Medical Imaging 2018: Ultrasonic Imaging and Tomography | 2018
Neb Duric; Peter Littrup; Mark Sak; Gursharan Yash Singh Sandhu; Cuiping Li
Both mammography and standard ultrasound (US) rely upon subjective criteria within the breast imaging reporting and data system (BI-RADS) to provide more uniform interpretation outcomes, as well as differentiation and risk stratification of associated abnormalities. In addition, the technical performance and professional interpretation of both tests suffer from machine and operator dependence. Breast MR has become the new gold standard for screening of high-risk women but has cost and access limitations in extending screening to the entire population. We have been developing a new technique for breast imaging that is based on ultrasound tomography which quantifies tissue characteristics while also producing 3-D images of breast anatomy. Results are presented from clinical studies that utilize this method. Informed consent was obtained from all patients, prospectively recruited in an IRB-approved protocol following HIPAA guidelines. Images were produced by tomographic algorithms for reflection, sound speed and attenuation. All images were reviewed by a board-certified radiologist who has more than 20 years of experience in breast imaging and US-technology development.
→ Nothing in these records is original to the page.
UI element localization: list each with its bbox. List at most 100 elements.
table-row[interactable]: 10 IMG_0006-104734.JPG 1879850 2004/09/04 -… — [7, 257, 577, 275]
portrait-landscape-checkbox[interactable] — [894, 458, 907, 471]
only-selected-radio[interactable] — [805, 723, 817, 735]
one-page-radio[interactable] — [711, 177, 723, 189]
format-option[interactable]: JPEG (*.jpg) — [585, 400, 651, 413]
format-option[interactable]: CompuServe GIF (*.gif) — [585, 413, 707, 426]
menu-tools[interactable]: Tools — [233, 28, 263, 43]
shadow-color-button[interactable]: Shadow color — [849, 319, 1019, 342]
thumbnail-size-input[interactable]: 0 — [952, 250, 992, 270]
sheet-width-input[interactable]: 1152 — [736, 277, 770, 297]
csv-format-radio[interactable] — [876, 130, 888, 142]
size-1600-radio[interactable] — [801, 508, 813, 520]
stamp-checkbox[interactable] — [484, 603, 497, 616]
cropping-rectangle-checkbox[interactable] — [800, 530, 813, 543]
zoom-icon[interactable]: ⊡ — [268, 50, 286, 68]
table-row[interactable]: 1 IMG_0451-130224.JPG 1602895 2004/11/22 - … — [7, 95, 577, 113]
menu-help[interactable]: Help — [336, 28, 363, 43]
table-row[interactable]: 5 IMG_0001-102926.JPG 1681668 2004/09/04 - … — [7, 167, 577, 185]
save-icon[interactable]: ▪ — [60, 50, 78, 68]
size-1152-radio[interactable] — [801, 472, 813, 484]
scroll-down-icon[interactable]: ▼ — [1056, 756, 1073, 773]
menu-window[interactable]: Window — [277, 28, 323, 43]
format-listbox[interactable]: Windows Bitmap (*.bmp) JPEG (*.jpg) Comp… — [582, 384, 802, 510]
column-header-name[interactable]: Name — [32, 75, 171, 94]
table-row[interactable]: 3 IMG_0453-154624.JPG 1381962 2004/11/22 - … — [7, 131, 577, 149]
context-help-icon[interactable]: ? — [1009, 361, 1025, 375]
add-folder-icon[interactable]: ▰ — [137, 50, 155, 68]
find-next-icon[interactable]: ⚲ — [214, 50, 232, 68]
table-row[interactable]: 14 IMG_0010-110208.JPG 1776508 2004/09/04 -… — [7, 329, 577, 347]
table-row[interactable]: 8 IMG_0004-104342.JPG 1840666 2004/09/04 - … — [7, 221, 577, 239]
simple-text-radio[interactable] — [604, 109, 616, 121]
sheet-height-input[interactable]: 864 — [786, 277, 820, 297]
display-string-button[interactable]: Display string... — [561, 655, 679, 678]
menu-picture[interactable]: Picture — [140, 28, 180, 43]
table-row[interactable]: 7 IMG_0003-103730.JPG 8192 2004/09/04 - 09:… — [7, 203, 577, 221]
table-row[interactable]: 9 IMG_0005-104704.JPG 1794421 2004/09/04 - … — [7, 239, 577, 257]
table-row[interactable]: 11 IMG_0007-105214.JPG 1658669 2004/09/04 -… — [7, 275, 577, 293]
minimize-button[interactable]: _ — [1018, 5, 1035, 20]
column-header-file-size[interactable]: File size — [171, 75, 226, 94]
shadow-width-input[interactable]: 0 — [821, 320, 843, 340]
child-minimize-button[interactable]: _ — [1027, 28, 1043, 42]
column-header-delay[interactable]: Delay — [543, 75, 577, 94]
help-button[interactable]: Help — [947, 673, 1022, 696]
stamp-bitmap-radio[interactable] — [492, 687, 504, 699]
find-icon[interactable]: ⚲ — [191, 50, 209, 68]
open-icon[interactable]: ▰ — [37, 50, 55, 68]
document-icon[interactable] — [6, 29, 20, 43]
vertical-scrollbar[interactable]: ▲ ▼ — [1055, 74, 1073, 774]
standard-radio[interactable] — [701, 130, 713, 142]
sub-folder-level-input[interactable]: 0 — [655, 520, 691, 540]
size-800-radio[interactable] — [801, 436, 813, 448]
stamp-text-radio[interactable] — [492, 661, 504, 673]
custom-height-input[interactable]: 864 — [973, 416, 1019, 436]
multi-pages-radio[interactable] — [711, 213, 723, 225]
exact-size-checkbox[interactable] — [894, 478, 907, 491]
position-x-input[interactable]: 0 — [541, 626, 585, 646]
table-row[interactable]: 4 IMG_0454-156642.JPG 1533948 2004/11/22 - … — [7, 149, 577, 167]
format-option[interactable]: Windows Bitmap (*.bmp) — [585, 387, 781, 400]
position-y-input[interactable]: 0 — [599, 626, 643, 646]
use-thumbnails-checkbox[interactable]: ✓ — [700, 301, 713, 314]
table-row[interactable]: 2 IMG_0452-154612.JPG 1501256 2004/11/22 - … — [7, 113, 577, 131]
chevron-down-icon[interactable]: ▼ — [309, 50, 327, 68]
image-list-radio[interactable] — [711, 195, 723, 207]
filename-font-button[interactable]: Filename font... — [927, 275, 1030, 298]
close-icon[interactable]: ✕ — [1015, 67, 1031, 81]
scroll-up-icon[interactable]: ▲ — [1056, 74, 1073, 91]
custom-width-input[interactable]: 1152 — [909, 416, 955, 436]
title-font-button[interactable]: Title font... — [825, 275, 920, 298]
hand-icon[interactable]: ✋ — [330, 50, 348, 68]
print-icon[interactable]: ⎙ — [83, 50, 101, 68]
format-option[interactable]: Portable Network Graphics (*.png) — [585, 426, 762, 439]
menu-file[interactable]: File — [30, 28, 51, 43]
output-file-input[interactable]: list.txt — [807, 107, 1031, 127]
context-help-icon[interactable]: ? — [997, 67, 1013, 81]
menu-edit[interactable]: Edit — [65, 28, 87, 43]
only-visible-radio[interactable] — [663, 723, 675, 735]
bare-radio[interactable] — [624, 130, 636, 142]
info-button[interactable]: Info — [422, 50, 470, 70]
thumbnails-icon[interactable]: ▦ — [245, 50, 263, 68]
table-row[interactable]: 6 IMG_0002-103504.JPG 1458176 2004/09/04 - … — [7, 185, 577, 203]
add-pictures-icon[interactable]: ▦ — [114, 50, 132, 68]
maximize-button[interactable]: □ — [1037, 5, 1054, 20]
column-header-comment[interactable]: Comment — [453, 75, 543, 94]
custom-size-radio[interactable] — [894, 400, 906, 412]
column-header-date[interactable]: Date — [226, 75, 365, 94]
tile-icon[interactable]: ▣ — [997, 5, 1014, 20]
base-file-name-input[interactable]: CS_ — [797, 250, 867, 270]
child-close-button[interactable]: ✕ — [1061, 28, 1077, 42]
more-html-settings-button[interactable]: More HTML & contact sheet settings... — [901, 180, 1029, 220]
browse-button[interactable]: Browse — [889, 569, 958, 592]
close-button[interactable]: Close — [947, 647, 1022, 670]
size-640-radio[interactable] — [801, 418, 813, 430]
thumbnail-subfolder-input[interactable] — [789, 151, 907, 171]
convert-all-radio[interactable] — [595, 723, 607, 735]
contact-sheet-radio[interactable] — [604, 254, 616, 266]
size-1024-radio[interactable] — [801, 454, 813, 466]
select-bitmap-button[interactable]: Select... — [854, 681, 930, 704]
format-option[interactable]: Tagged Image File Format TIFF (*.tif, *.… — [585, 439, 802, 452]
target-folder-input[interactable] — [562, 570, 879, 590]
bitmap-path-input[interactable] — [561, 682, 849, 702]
In the first phase of the study, UST images were compared to multi-modal imaging to determine the appearance of lesions and breast parenchyma. In the second phase of the study, correlative comparisons with MR breast imaging were used to establish basic operational capabilities of the UST system including the identification and characterization of parenchymal patterns. Our study demonstrated a high degree of correlation of breast tissue structures relative to fat subtracted contrast enhanced MRI. With a scan duration of ~ 1-3 minutes, no significant motion artifacts were observed.